Americans may travel to Italy if they show they are fully vaccinated, produce a negative COVID test taken 72 hours prior and submit a passenger locator form. France is currently open to fully vaccinated Americans, as well as minors accompanied by a vaccinated adult, who attest they have not been in contact with someone with COVID-19 and are not experiencing COVIDlike symptoms.
Elliott Ferguson, president and CEO of the nonprofit marketing corporation Destination DC, said in an interview prior to Monday’s announcement that it is time for the U.S. to think along the same lines.
“If the concern is, you could still have COVID and have been vaccinated, then let’s by all means, consider some other alternatives such as testing before a person is able to get on a flight and testing negatively before they are able to physically fly to the United States,” Ferguson said.
White House officials did not say Monday exactly when in November the new rules would take effect.
Sharon Pinkerton, senior vice president of legislative and regulatory policy at Airlines for America, told McClatchy prior to the announcement that the airline advocacy group believes there are mitigation measures that can be put in place that allow for the safe reopening of international travel, including testing and vaccination.

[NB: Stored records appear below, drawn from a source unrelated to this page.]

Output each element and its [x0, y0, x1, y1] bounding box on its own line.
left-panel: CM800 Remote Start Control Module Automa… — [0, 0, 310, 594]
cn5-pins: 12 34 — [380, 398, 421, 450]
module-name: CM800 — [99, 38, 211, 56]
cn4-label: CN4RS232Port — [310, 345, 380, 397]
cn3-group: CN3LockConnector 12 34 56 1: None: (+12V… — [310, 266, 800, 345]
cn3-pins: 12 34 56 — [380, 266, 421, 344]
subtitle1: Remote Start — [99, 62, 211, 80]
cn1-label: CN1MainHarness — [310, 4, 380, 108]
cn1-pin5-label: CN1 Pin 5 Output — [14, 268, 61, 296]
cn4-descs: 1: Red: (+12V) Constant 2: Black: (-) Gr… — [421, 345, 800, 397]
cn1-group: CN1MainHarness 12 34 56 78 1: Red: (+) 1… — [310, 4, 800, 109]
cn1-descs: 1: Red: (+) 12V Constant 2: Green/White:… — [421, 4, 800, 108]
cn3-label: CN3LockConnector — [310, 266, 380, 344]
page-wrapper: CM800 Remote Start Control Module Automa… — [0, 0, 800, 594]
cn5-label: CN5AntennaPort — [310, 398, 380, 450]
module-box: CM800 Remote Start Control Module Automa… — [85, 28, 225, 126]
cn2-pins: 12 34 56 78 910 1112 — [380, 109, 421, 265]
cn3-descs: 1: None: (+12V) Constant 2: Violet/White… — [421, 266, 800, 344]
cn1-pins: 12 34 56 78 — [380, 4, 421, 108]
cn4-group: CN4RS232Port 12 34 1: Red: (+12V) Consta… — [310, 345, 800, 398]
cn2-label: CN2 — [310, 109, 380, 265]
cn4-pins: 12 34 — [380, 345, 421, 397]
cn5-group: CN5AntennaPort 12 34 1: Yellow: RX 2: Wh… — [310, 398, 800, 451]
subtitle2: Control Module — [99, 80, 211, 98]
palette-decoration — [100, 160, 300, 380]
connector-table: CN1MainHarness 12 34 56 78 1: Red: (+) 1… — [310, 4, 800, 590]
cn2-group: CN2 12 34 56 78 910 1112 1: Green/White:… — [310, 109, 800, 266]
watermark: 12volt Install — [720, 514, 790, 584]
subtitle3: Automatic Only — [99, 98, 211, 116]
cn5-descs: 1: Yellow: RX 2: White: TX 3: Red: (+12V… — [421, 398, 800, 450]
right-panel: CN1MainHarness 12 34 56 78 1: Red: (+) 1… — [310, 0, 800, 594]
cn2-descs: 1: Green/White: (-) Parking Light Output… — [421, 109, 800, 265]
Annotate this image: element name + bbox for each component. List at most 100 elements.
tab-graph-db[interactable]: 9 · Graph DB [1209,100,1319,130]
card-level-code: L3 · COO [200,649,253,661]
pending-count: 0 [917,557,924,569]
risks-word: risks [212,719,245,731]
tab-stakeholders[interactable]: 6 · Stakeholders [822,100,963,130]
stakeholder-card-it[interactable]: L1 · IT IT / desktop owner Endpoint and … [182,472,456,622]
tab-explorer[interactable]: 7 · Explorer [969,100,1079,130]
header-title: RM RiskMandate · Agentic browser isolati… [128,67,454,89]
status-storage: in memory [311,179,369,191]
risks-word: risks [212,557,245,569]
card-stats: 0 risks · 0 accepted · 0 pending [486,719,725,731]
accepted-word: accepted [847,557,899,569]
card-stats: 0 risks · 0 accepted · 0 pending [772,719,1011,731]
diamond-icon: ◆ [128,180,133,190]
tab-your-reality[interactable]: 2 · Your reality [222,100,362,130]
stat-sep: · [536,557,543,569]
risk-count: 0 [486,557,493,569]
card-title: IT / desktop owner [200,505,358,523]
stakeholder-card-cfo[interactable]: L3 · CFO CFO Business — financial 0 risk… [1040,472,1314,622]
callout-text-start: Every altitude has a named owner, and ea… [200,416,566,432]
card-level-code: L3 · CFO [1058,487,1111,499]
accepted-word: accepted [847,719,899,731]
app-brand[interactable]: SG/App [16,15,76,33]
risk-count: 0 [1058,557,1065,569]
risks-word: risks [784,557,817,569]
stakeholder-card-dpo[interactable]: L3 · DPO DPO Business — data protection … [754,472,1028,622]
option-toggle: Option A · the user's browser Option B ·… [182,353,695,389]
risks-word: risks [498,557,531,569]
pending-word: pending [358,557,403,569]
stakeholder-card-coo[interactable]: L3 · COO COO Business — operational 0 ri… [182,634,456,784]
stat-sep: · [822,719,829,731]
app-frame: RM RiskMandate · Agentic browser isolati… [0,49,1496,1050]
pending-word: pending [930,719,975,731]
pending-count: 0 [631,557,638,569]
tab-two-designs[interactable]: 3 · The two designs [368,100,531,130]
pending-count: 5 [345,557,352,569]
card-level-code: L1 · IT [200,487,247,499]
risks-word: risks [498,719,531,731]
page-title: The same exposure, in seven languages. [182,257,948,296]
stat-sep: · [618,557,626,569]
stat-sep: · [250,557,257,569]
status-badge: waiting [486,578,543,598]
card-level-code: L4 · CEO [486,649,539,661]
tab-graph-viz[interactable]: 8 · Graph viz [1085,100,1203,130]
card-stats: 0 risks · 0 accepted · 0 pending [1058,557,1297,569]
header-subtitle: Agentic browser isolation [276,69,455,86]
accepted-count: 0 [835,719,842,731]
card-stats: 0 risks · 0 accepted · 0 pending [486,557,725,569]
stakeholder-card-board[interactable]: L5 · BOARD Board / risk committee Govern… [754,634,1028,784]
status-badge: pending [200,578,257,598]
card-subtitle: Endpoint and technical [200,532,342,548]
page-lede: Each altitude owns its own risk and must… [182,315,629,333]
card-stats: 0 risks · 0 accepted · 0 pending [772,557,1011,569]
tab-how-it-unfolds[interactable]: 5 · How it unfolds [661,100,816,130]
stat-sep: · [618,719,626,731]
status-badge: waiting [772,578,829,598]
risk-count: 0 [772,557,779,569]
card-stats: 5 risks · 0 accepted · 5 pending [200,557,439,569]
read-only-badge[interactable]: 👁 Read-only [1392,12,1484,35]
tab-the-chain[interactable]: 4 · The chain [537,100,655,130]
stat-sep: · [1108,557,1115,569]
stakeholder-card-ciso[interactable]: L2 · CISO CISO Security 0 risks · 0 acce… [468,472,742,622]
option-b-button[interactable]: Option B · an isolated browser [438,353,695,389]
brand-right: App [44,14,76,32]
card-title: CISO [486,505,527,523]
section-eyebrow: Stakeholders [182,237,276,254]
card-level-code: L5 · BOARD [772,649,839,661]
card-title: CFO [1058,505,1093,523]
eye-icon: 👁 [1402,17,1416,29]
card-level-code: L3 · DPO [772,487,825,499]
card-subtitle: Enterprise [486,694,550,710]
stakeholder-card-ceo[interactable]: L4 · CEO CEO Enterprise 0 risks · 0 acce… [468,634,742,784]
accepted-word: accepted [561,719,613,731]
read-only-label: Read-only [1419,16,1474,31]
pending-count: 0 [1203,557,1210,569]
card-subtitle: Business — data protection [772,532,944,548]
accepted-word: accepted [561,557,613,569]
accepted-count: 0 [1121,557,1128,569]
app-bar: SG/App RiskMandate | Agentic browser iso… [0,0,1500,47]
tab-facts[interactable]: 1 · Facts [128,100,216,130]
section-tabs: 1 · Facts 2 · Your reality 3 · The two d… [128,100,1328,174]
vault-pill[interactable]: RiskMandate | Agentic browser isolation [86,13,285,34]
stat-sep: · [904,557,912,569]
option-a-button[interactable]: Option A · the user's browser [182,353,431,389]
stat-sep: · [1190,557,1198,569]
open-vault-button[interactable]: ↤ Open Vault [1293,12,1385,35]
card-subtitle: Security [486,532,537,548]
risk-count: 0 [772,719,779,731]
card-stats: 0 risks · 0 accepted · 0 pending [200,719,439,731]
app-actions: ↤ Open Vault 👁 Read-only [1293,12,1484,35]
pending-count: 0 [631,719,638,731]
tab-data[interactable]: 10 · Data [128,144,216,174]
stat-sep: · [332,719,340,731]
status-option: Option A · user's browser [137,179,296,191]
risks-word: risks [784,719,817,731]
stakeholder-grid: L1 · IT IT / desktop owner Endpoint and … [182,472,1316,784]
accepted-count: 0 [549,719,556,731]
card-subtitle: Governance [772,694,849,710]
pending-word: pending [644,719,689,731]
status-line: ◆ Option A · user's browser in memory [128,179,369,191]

“We think it’s critical that this happen, hopefully before the upcoming holidays,” Pinkerton said. “So many families have been separated for literally almost years now.”
For foreign nationals in the U.S. desperate to see their families, any new requirements that might accompany the lifting of travel restrictions are welcome.
“We’d undergo any kind of, whatever ordeal, it would take,” Sibner said. “My father, he hasn’t seen his grandchildren in two years now. My mother hasn’t seen her grandchildren in three years now, and they’re all back there, you know they would do anything, they would quarantine for two weeks if they had to.”
Sibner concluded, “We’d be willing to go through a lot.”